45. Make an absurd comparison. The farther you have to reach, the better it will work. “101 Ways LOLCats Can Improve Your Arc Welding” is just about guaranteed to capture some attention. Among arc welders, anyway.
46. Create a monthly paid newsletter, delivered electronically or by physical mail, in addition to your free content. Include more detailed how-to and reference information than you would on your free site.
You don’t have to sell all that many subscriptions, and they don’t have to be very pricy, to add up to significant income.
47. Make a monthly recording, either audio or using a Flip camera for video. Keep it casual, like a standing date with a friend to grab coffee together. Each month, discuss a single pressing issue facing your audience, and give three or four techniques that will let your audience thrive in whatever the current environment might be.
This makes a nice add-on to a paid newsletter.
48. If your customers aren’t particular web savvy (or sometimes even if they are), think about producing your content on CDs and DVDs. There are many businesses that can handle this for you inexpensively, and the perceived value is much higher than purely online content.

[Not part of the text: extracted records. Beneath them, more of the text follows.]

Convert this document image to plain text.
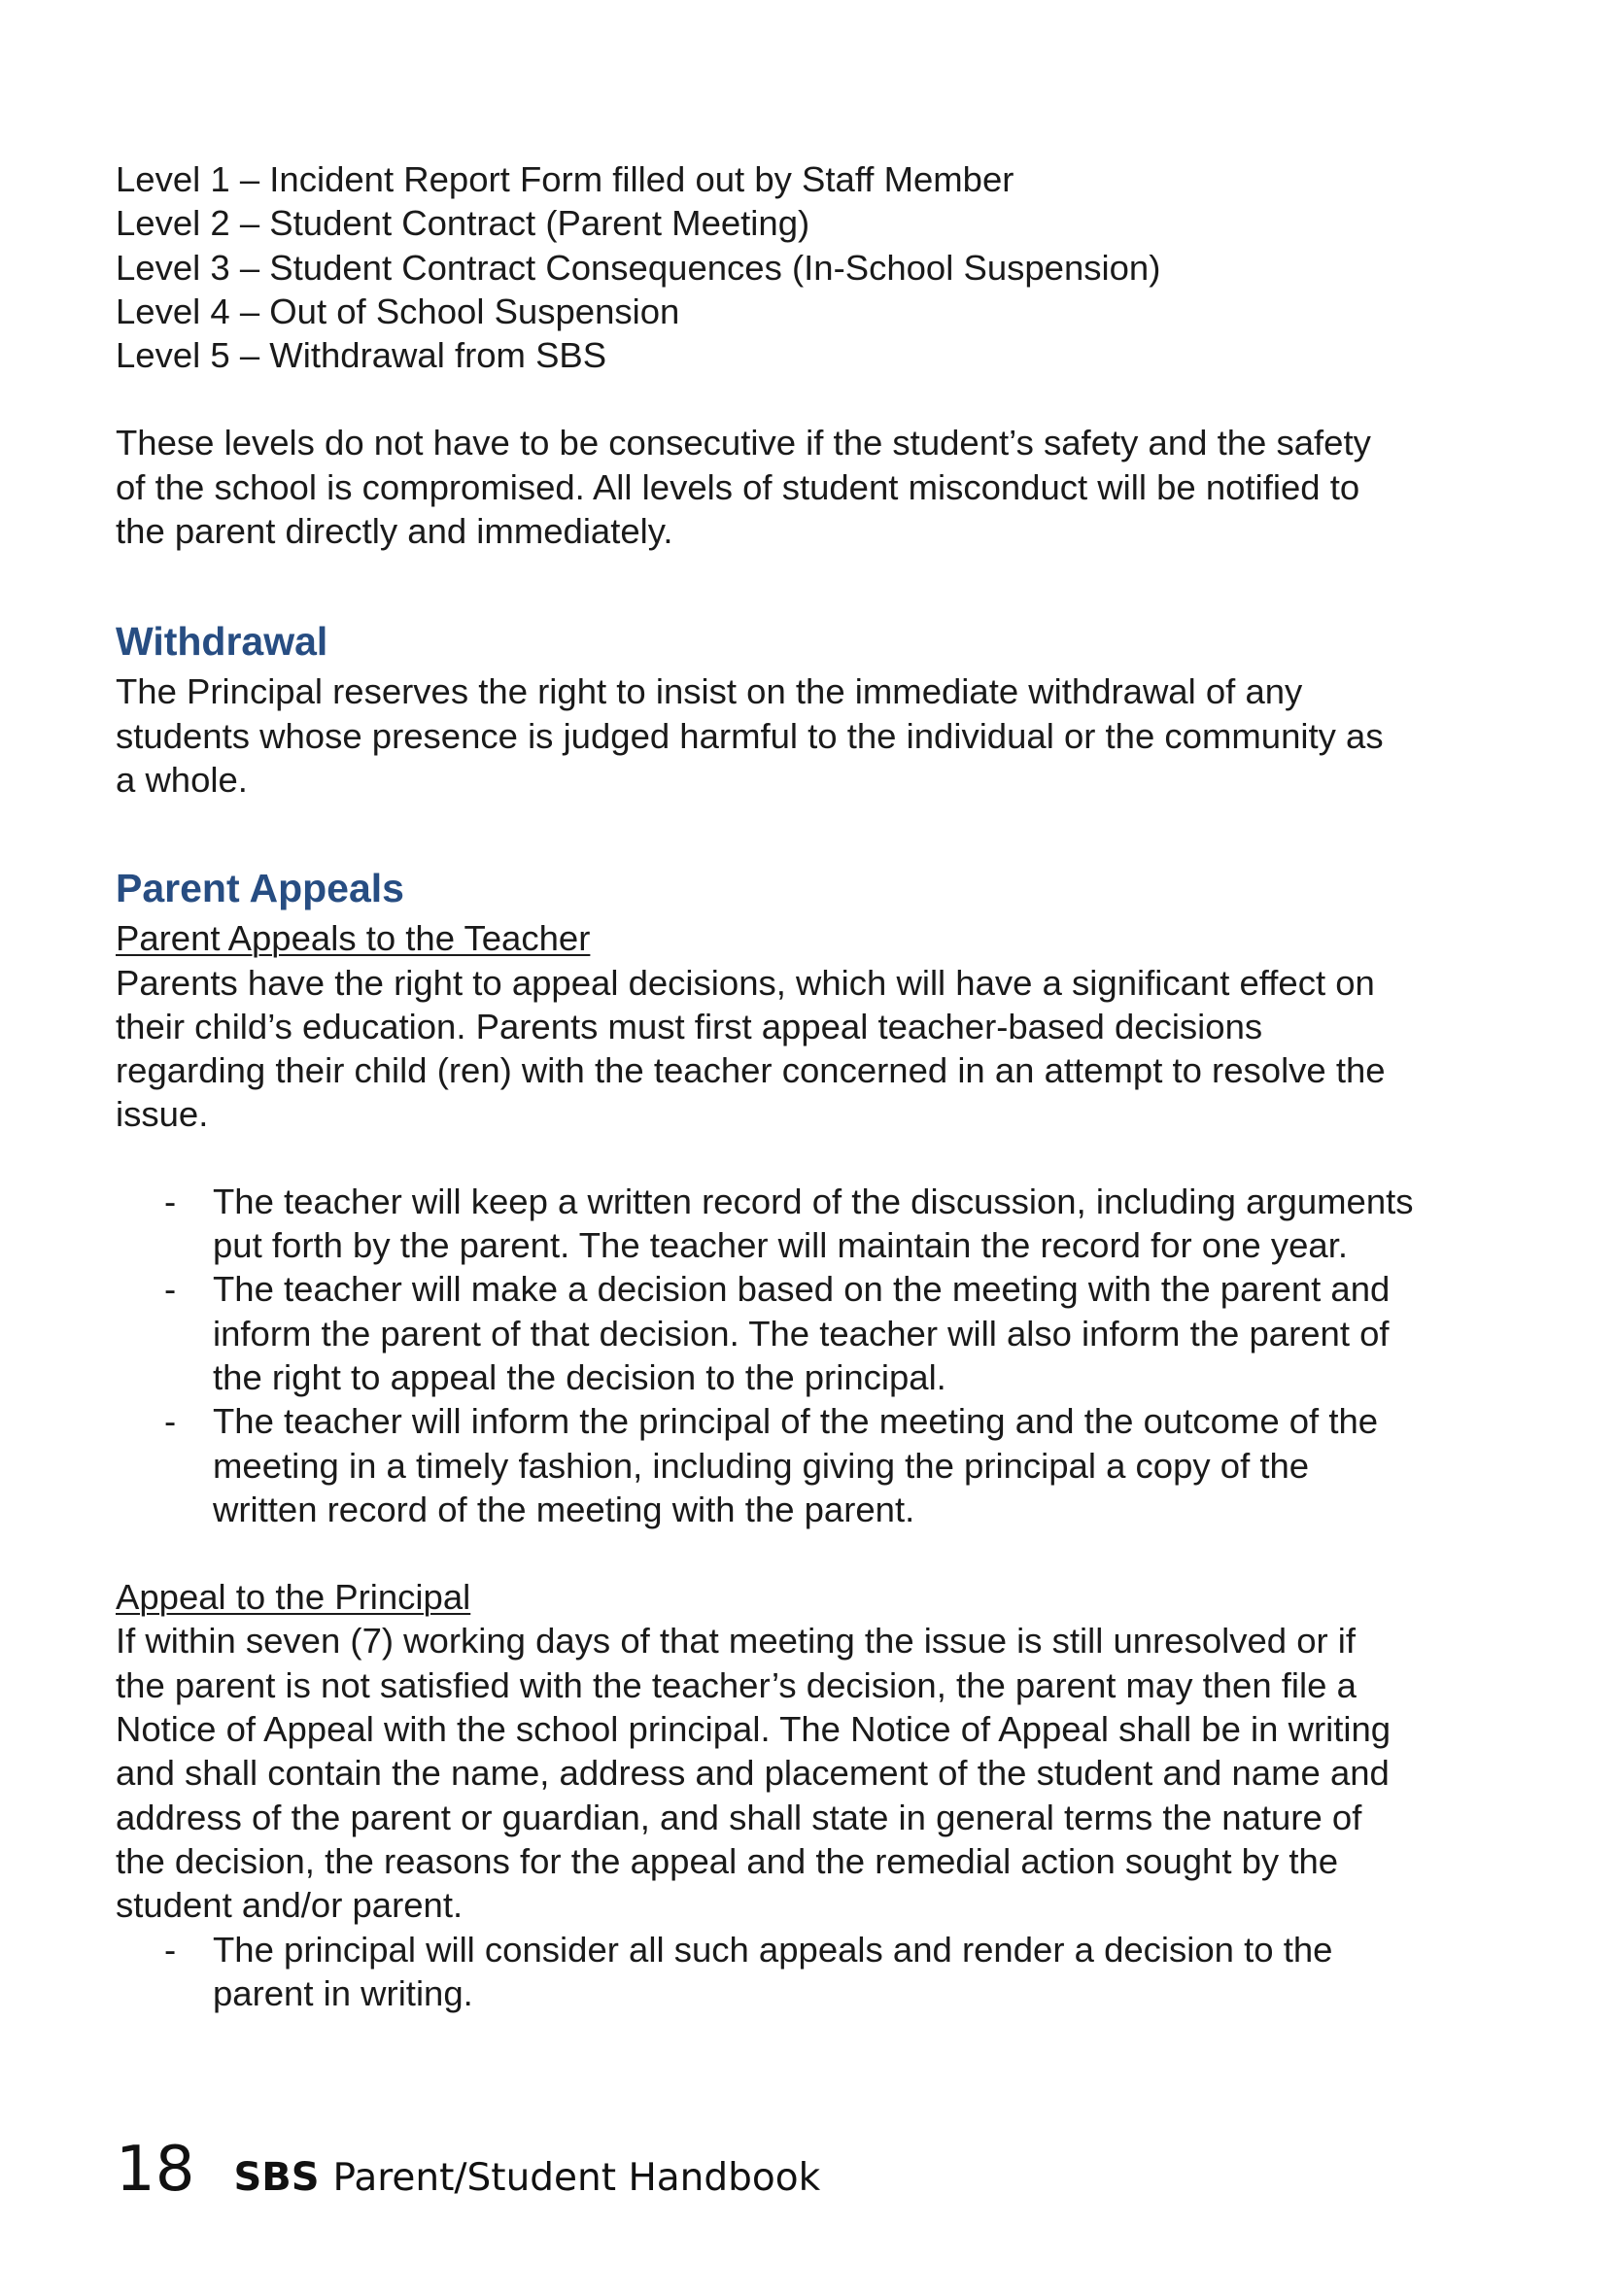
Level 1 – Incident Report Form filled out by Staff Member
Level 2 – Student Contract (Parent Meeting)
Level 3 – Student Contract Consequences (In-School Suspension)
Level 4 – Out of School Suspension
Level 5 – Withdrawal from SBS

These levels do not have to be consecutive if the student’s safety and the safety
of the school is compromised. All levels of student misconduct will be notified to
the parent directly and immediately.

Withdrawal

The Principal reserves the right to insist on the immediate withdrawal of any
students whose presence is judged harmful to the individual or the community as
a whole.

Parent Appeals
Parent Appeals to the Teacher

Parents have the right to appeal decisions, which will have a significant effect on
their child’s education. Parents must first appeal teacher-based decisions
regarding their child (ren) with the teacher concerned in an attempt to resolve the
issue.

- The teacher will keep a written record of the discussion, including arguments
put forth by the parent. The teacher will maintain the record for one year.
- The teacher will make a decision based on the meeting with the parent and
inform the parent of that decision. The teacher will also inform the parent of
the right to appeal the decision to the principal.
- The teacher will inform the principal of the meeting and the outcome of the
meeting in a timely fashion, including giving the principal a copy of the
written record of the meeting with the parent.
Appeal to the Principal

If within seven (7) working days of that meeting the issue is still unresolved or if
the parent is not satisfied with the teacher’s decision, the parent may then file a
Notice of Appeal with the school principal. The Notice of Appeal shall be in writing
and shall contain the name, address and placement of the student and name and
address of the parent or guardian, and shall state in general terms the nature of
the decision, the reasons for the appeal and the remedial action sought by the
student and/or parent.

- The principal will consider all such appeals and render a decision to the
parent in writing.
18 SBS Parent/Student Handbook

49. To come up with your own ideas, combine
your most generous self with
your most creative self. Think about how to create content that makes your customers’ lives better, and dream up exciting new ways to get that content in front of them.
This isn’t meant to be the last word on the subject—it’s really just the beginning. If you don’t see your favorite technique on this list, let us know about it in the comments!